Our profession is one that carries with it lots of wonderful things. Travelling to remote places, exploring new territories, fighting the elements, providing new routes as well as improving existing ones for mariners, all belong to the uniqueness of being hydrographer.
But these tasks and conditions also demand that hydrographers work very closely together, both in the field and between field parties and the office, to achieve the aims of a survey. Facing adversity as teams of professionals and technicians, along with the hydrographic vessel crew, nurtures very bonded human relations. Relations based upon the shared sacrifice of being away from home for long periods of time, long survey shifts, problem-solving far from any well-equipped shop, getting wet to the bones and, above all, the watchword of getting the job done on time and properly.

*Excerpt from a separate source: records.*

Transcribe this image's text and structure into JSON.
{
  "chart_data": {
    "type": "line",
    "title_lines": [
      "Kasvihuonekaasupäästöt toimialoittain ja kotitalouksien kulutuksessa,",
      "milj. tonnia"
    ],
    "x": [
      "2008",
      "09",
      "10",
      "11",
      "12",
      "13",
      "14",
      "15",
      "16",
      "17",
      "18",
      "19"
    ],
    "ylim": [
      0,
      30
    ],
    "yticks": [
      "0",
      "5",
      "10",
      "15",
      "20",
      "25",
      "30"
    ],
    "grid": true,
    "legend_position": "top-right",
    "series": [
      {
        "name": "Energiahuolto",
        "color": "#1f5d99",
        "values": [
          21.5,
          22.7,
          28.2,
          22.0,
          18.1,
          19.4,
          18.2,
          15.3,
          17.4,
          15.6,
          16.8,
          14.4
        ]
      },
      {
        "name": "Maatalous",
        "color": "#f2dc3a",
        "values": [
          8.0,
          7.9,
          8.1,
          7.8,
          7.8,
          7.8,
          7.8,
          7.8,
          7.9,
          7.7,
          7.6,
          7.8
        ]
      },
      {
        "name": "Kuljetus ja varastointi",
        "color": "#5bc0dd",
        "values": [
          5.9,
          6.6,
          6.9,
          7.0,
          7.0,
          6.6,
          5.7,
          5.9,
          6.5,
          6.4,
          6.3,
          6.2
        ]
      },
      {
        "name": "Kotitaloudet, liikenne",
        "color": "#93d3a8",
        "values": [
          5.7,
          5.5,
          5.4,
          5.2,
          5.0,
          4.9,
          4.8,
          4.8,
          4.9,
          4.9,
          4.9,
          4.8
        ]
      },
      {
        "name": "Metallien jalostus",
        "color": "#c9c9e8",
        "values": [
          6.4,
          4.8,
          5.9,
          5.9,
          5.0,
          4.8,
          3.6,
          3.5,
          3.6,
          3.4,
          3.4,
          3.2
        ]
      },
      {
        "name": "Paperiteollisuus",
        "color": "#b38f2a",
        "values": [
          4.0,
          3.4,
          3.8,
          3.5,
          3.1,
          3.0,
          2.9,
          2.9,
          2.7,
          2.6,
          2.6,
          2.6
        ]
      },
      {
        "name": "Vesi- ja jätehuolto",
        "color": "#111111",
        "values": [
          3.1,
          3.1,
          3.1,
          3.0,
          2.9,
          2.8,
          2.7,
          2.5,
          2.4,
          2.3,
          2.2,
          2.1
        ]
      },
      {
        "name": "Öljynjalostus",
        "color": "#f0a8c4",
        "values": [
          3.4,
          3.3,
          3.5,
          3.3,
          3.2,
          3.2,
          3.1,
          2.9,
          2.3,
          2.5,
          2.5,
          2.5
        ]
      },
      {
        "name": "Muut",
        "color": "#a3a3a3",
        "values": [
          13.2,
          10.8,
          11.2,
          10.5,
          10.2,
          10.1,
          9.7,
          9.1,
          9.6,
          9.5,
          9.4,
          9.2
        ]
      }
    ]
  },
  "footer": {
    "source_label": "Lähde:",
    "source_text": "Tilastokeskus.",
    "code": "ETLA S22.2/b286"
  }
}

In my 26 years enjoying hydrography I have developed unbreakable friendships with many professionals in the field of hydrography, as well as with all parties related to a hydrographic campaign. I have been in both the public sector of hydrography, during my eighteen years with the Chilean Navy’s Hydrographic Office (SHOA), and for eight years in the private sector with my company DESMAR. And even though very many things differ from the one world to the other, this one thing of strongly teaming up is something that remains unchanged. Actually, it is a requisite for a job well done.
One by-product, to employ a business concept, of teamwork is the development of fond friendships that last forever. Every time I meet a colleague, an officer or a crewmember from a survey vessel I was in some time ago, the memories of survey times explode out of our souls, allowing us to rejoice in the good times. There are no memories related to adversity to recall, but only the satisfaction of having worked together in an endeavour which got from us all the best we had to give.
Teamwork does not belong exclusively to hydrography. However, it is something that belongs to its definition. Any endeavour in this field, to be successfully achieved, needs the members of the party to be very well co-ordinated, knowing in detail what is expected from them and each member giving the best they have.
Today, technology is making hydrography a highly automated discipline. We all have been experienced a gradual migration from strongly physical efforts to much more computer oriented ways of doing things. Despite of this evolution, the team spirit among Hydrographer remains unchanged and working in a very well coordinated and cooperative manner still is the key tool for a successful survey.